Hockey Night in Canada play-by-play broadcaster thrilled to call Jets game on South Asian heritage night

The Winnipeg Jets return to the ice following an extended All-Star break on Saturday night at Canada Life Centre.

But this won’t be a typical night at the rink for a National Hockey League game.

In addition to hosting Central Division rival Chicago, Winnipeg is holding its first South Asian heritage night as a way to continue to create a culture of inclusivity.

Veteran play-by-play hockey broadcaster Harnarayan Singh has been calling games on Hockey Night in Canada for two seasons, but he’s particularly excited to be in Winnipeg to call Saturday’s contest.

Once he heard that the Jets were hosting a South Asian heritage night, Singh immediately checked his calendar.

“Lo and behold, Sportsnet had me put down to call this game, and so I was very excited because these types of initiatives are near and dear to my heart,” Singh said on The Weekend Morning Show on Saturday.

The Jets held a Filipino heritage night last November, and Singh believes the cultural initiatives taken by the NHL club are fantastic.

“I think it really gives a sense of belonging within the game for different communities, and where we’re at this point in time — here in Canada and across the globe — we need to grow the game. And I think this is a great way to do it,” he said.

Growing up in Brooks, about 190 km southeast of Calgary, and experiencing first-hand racism and discrimination at hockey games, Singh admits he didn’t necessarily feel like he belonged in the audience.

Despite the remarks hurled at him, he still loved hockey and continued to attend games.

He believes if initiatives like the one the Jets, and other NHL clubs are starting to embark upon were around when he was younger, it would have helped him feel more a part of the game.

“I actually think that there’s an untapped fan base here within Winnipeg, within Manitoba, and that is the South Asian community,” Singh said.

That’s not to say that he and others no longer experience backlash.

LISTEN / Harnarayan Singh set to call South Asian Heritage Night Jets game:

The Weekend Morning Show (Manitoba)8:27Harnarayan Singh set to call South Asian Heritage Night Jets game

Ahead of the first ever South Asian Heritage Night at Canada Life Centre as the Jets take on Chicago, guest host Pat Kaniuga chatted with Hockey Night in Canada’s Harnarayan Singh about why calling this game is so special for him.

But after more than 700-plus games of broadcasting in Punjabi, he believes he’s earned his position as a Hockey Night in Canada play-by-play broadcaster on the main network.

“I feel like I’m just as Canadian as anybody else. I feel like I love this game and I’m very passionate about it. And this is something I’ve always wanted to do. So why can’t someone like myself or others get these opportunities?

“I want to be able to open the doors for so many others as well,” Singh said.

‘I’m so moved that the Jets thought of me’

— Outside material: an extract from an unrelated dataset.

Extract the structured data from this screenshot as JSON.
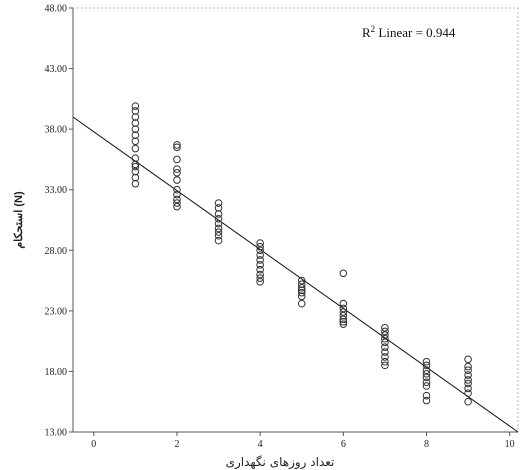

Charmi Sheth didn’t know much about hockey when she moved to Winnipeg from India a year-and-a-half ago.

Now the graphic design artist’s logo is on merchandise and will be worn by the Winnipeg Jets in warm ups on Saturday.

“I just cannot explain how excited I am,” Sheth said Friday on Up to Speed.

The jerseys will go to auction in support of Punjabi Community Health Services Manitoba. The auction runs from Feb. 16 at 5 p.m. CT until Feb. 26 at 8 p.m. CT.

A portion of the proceeds of the merchandise designed by Sheth is also going to the Punjabi organization.

She said her inspiration for the design came from Rangoli, a traditional art form practiced during celebratory occasions and meant to bring happiness and good luck.

A graphic produced by the team shows details about the Winnipeg Jets South Asian heritage night logo.
A graphic explaining the inspiration behind the Jets logo notes the colourful background designs feature patterns and motifs inspired by textiles throughout South Asia, including phulkari, nandhani and saree. (Submitted by Winnipeg Jets)

The colourful background designs of the graphics feature patterns and motifs inspired by textiles throughout South Asia, including phulkari, bandhani, and saree.

Sheth started to produce art as a young child, and painting is her favourite medium.

It also runs in her family. Her grandfather was an artist, and her dad is also a graphic designer.

“They are super proud of me,” Sheth said. “I wish they were here to see my work, but I will share some videos with them.” 

Former MuchMusic host Monika Doel will also be front and centre at the rink.

Doel, who grew up in Beausejour, about 60 km northeast of Winnipeg, will drop the ceremonial puck before signing the anthems.

“When we were growing up in Beausejour, we didn’t have the money to spend as immigrants. Immigrant kids didn’t go to Disneyland. We didn’t go to Jets games,” she said.

Doel expects Saturday will be an emotional night for her, and only wishes her parents could be at the rink with her.

“It takes you right back to who you really are and why you and your family really came here and what this country has done for you. It’s mind-blowing what this country has done for me. I could never have lived the life I have lived in any other country in the world,” she said.

“I am so happy. I am so honoured, and I’m so moved that the Jets thought of me.”